Pour que ses moutons ne s'embourbent pas, il a obtenu qu'on leur installe un tapis de gazon synthétique. Las, ils ne veulent passer que dans un sens : du pré à la bergerie. "Ils ont peur. C'est noir là-dedans", plaide-t-il. "Ça ne peut plus durer. Si les moutons n'arrivent pas à passer par le tunnel, je les mènerai par la route", menace-t-il. Il l'a déjà fait, au grand dam des gendarmes qui ont dû faire la circulation. L'éleveur, lui, multiplie les constats d'huissier, pour preuves de son préjudice.
Des moutons au "régime sec", "comme en prison"
Les animaux bêlent. C'est l'heure du repas. Ils sont au "régime sec", "comme en prison", "comme des bêtes élevées en batterie". Philippe Layat dispose des mangeoires dans la cour de sa ferme et verse des granulés de luzerne déshydratée. Les moutons en engloutissent deux sacs par jour. Il lui en coûte 10 euros par sac, et "ça ne vaut pas la bonne herbe", se désole-t-il.

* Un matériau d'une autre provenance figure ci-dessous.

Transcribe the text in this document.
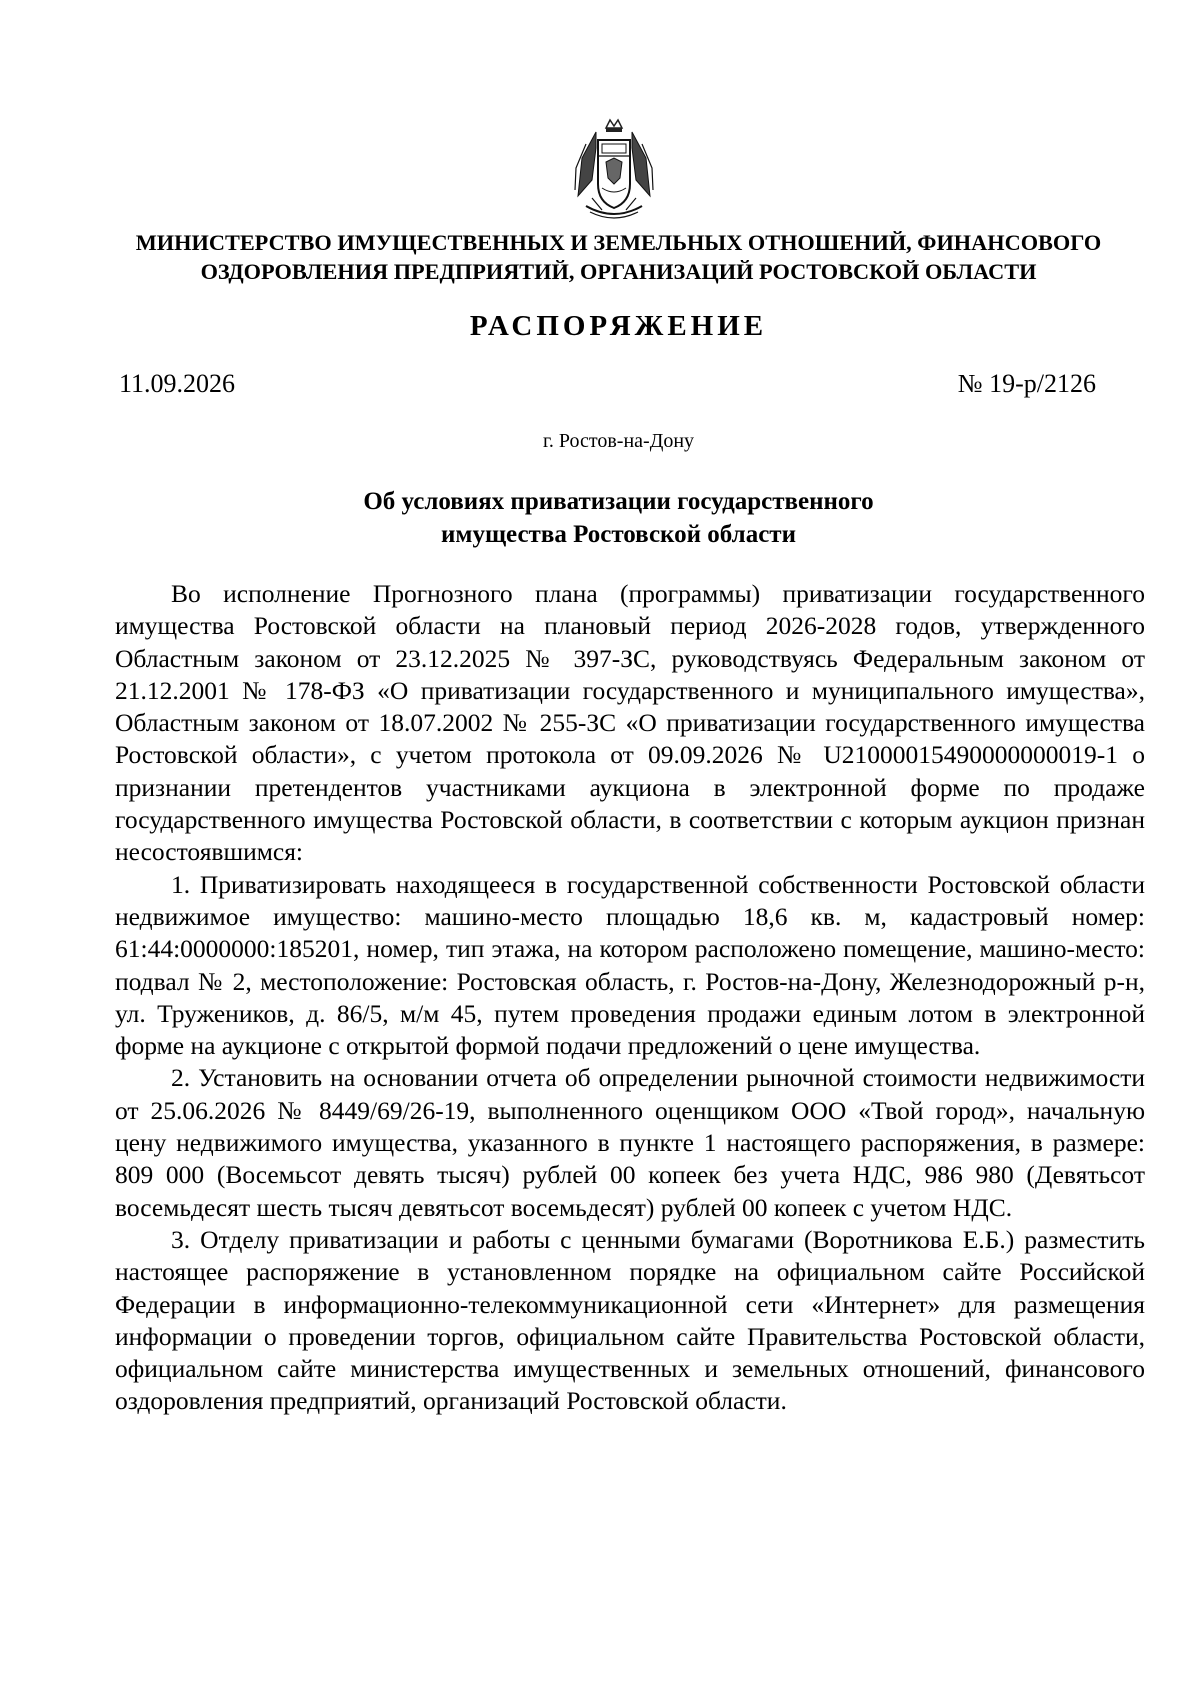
МИНИСТЕРСТВО ИМУЩЕСТВЕННЫХ И ЗЕМЕЛЬНЫХ ОТНОШЕНИЙ, ФИНАНСОВОГО
ОЗДОРОВЛЕНИЯ ПРЕДПРИЯТИЙ, ОРГАНИЗАЦИЙ РОСТОВСКОЙ ОБЛАСТИ
РАСПОРЯЖЕНИЕ
11.09.2026	№ 19-р/2126
г. Ростов-на-Дону
Об условиях приватизации государственного
имущества Ростовской области

Во исполнение Прогнозного плана (программы) приватизации государственного имущества Ростовской области на плановый период 2026-2028 годов, утвержденного Областным законом от 23.12.2025 № 397-ЗС, руководствуясь Федеральным законом от 21.12.2001 № 178-ФЗ «О приватизации государственного и муниципального имущества», Областным законом от 18.07.2002 № 255-ЗС «О приватизации государственного имущества Ростовской области», с учетом протокола от 09.09.2026 № U21000015490000000019-1 о признании претендентов участниками аукциона в электронной форме по продаже государственного имущества Ростовской области, в соответствии с которым аукцион признан несостоявшимся:

1. Приватизировать находящееся в государственной собственности Ростовской области недвижимое имущество: машино-место площадью 18,6 кв. м, кадастровый номер: 61:44:0000000:185201, номер, тип этажа, на котором расположено помещение, машино-место: подвал № 2, местоположение: Ростовская область, г. Ростов-на-Дону, Железнодорожный р-н, ул. Тружеников, д. 86/5, м/м 45, путем проведения продажи единым лотом в электронной форме на аукционе с открытой формой подачи предложений о цене имущества.

2. Установить на основании отчета об определении рыночной стоимости недвижимости от 25.06.2026 № 8449/69/26-19, выполненного оценщиком ООО «Твой город», начальную цену недвижимого имущества, указанного в пункте 1 настоящего распоряжения, в размере: 809 000 (Восемьсот девять тысяч) рублей 00 копеек без учета НДС, 986 980 (Девятьсот восемьдесят шесть тысяч девятьсот восемьдесят) рублей 00 копеек с учетом НДС.

3. Отделу приватизации и работы с ценными бумагами (Воротникова Е.Б.) разместить настоящее распоряжение в установленном порядке на официальном сайте Российской Федерации в информационно-телекоммуникационной сети «Интернет» для размещения информации о проведении торгов, официальном сайте Правительства Ростовской области, официальном сайте министерства имущественных и земельных отношений, финансового оздоровления предприятий, организаций Ростовской области.
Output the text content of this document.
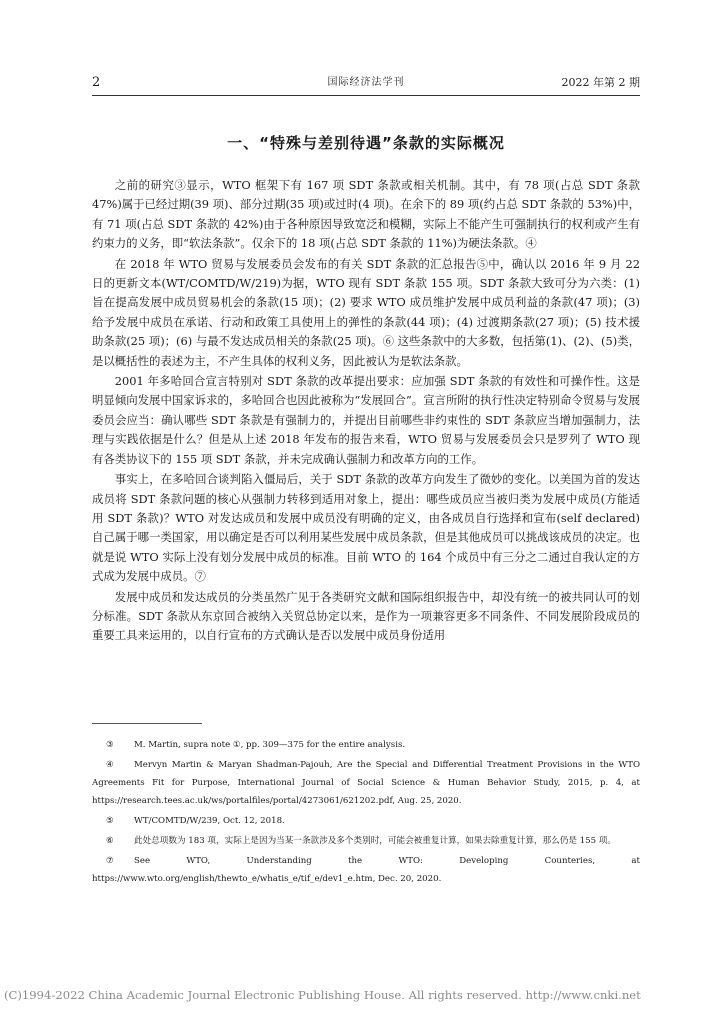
2	国际经济法学刊	2022 年第 2 期
一、“特殊与差别待遇”条款的实际概况

之前的研究③显示，WTO 框架下有 167 项 SDT 条款或相关机制。其中，有 78 项(占总 SDT 条款 47%)属于已经过期(39 项)、部分过期(35 项)或过时(4 项)。在余下的 89 项(约占总 SDT 条款的 53%)中，有 71 项(占总 SDT 条款的 42%)由于各种原因导致宽泛和模糊，实际上不能产生可强制执行的权利或产生有约束力的义务，即“软法条款”。仅余下的 18 项(占总 SDT 条款的 11%)为硬法条款。④

在 2018 年 WTO 贸易与发展委员会发布的有关 SDT 条款的汇总报告⑤中，确认以 2016 年 9 月 22 日的更新文本(WT/COMTD/W/219)为据，WTO 现有 SDT 条款 155 项。SDT 条款大致可分为六类：(1) 旨在提高发展中成员贸易机会的条款(15 项)；(2) 要求 WTO 成员维护发展中成员利益的条款(47 项)；(3) 给予发展中成员在承诺、行动和政策工具使用上的弹性的条款(44 项)；(4) 过渡期条款(27 项)；(5) 技术援助条款(25 项)；(6) 与最不发达成员相关的条款(25 项)。⑥ 这些条款中的大多数，包括第(1)、(2)、(5)类，是以概括性的表述为主，不产生具体的权利义务，因此被认为是软法条款。

2001 年多哈回合宣言特别对 SDT 条款的改革提出要求：应加强 SDT 条款的有效性和可操作性。这是明显倾向发展中国家诉求的，多哈回合也因此被称为“发展回合”。宣言所附的执行性决定特别命令贸易与发展委员会应当：确认哪些 SDT 条款是有强制力的，并提出目前哪些非约束性的 SDT 条款应当增加强制力，法理与实践依据是什么？但是从上述 2018 年发布的报告来看，WTO 贸易与发展委员会只是罗列了 WTO 现有各类协议下的 155 项 SDT 条款，并未完成确认强制力和改革方向的工作。

事实上，在多哈回合谈判陷入僵局后，关于 SDT 条款的改革方向发生了微妙的变化。以美国为首的发达成员将 SDT 条款问题的核心从强制力转移到适用对象上，提出：哪些成员应当被归类为发展中成员(方能适用 SDT 条款)？WTO 对发达成员和发展中成员没有明确的定义，由各成员自行选择和宣布(self declared)自己属于哪一类国家，用以确定是否可以利用某些发展中成员条款，但是其他成员可以挑战该成员的决定。也就是说 WTO 实际上没有划分发展中成员的标准。目前 WTO 的 164 个成员中有三分之二通过自我认定的方式成为发展中成员。⑦

发展中成员和发达成员的分类虽然广见于各类研究文献和国际组织报告中，却没有统一的被共同认可的划分标准。SDT 条款从东京回合被纳入关贸总协定以来，是作为一项兼容更多不同条件、不同发展阶段成员的重要工具来运用的，以自行宣布的方式确认是否以发展中成员身份适用

③ M. Martin, supra note ①, pp. 309—375 for the entire analysis.
④ Mervyn Martin & Maryan Shadman-Pajouh, Are the Special and Differential Treatment Provisions in the WTO Agreements Fit for Purpose, International Journal of Social Science & Human Behavior Study, 2015, p. 4, at https://research.tees.ac.uk/ws/portalfiles/portal/4273061/621202.pdf, Aug. 25, 2020.
⑤ WT/COMTD/W/239, Oct. 12, 2018.
⑥ 此处总项数为 183 项，实际上是因为当某一条款涉及多个类别时，可能会被重复计算，如果去除重复计算，那么仍是 155 项。
⑦ See WTO, Understanding the WTO: Developing Counteries, at https://www.wto.org/english/thewto_e/whatis_e/tif_e/dev1_e.htm, Dec. 20, 2020.
(C)1994-2022 China Academic Journal Electronic Publishing House. All rights reserved. http://www.cnki.net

Les agneaux les plus jeunes restent dans le fond de la bergerie avec les brebis. Ce matin de février, il a trouvé deux petits morts, abandonnés à la naissance par leurs mères. "Tout ça pour les milliardaires du pousse-ballon. Ils n'ont vraiment pas de cœur, ces gens-là."
"Il faut payer la terre à son juste prix"
Un voisin venu l'aider prend sa défense : "C'est un scandale, un vol. Il faut payer la terre à son juste prix." Philippe Layat a perdu 9 des 25 hectares qu'il possédait. L'indemnisation est d'un euro du mètre carré, 90 000 euros en tout, parce qu'il s'agit de terrains agricoles. Il enrage. D'autres ont touché 40 euros du mètre carré, certains jusqu'à 300 euros, parce que leurs terrains étaient classés en zone à future urbanisation. "L'argent, je ne l'ai pas touché. Je suis intègre", assure l'éleveur.
Philippe Layat rentre dans sa maison, "la tanière du renard". Les cendres du poêle à bois recouvrent tout d'une pellicule grise. Aux murs, des oiseaux empaillés et des coupures du Progrès racontent ses faits d'armes. L'agriculteur en lutte est aussi détective privé depuis près de 30 ans. De quoi arrondir les fins de mois. "Beaucoup d'agriculteurs ont un double emploi", se défend-il. La médiatisation l'a cependant "desservi", affirme-t-il.
Des 80 expropriations liées au Grand Stade, la sienne a été la plus médiatisée. Page Facebook, pétition sur internet... il a récolté des centaines de milliers de soutiens, virtuels ou non. Il a même été sacré Lyonnais de l’année par Lyon Mag en 2014. "Maintenant que mon champ est bétonné, ça me fait une belle jambe. C’était avant qu’il fallait qu’ils viennent faire des actions." Certains l'ont fait. Des zadistes. C'était en 2012, et cela n'a pas duré. "Des écolos et des cocos", "des hippies", "des cafards qui ne servent à rien", crache l'éleveur, expliquant : "On n'est pas de la même obédience, on ne peut pas s'entendre."
"Je suis né ici, je mourrai ici"
Philippe Layat vit seul dans la ferme familiale. "C'était magnifique ici, quand j'étais petit. Le 14 juillet, on montait en haut du champ regarder le feu d'artifice", se souvient-il. Depuis, les arbres ont poussé. Les immeubles aussi. Ses trois frères et sœurs ont choisi une autre vie. "Ça fait 400 ans que ma famille vit ici. Je suis né ici, je mourrai ici", promet-il.
En attendant, "je survis". "Si je prends ma retraite, je ne touche plus que 600 balles. Et je n'ai le droit de garder que deux hectares. Sinon, libre à moi de travailler jusqu'à ce que je crève. Mais dans ces conditions, à quoi bon ? Je ne suis plus maître de mes terres, je me les fais piquer." Son histoire est devenue le sujet d'un film : un documentaire intitulé Le Cauchemar de Philippe Layat. Philosophe, il cite François de Sales : "La plus lâche de toutes les tentations est celle du découragement."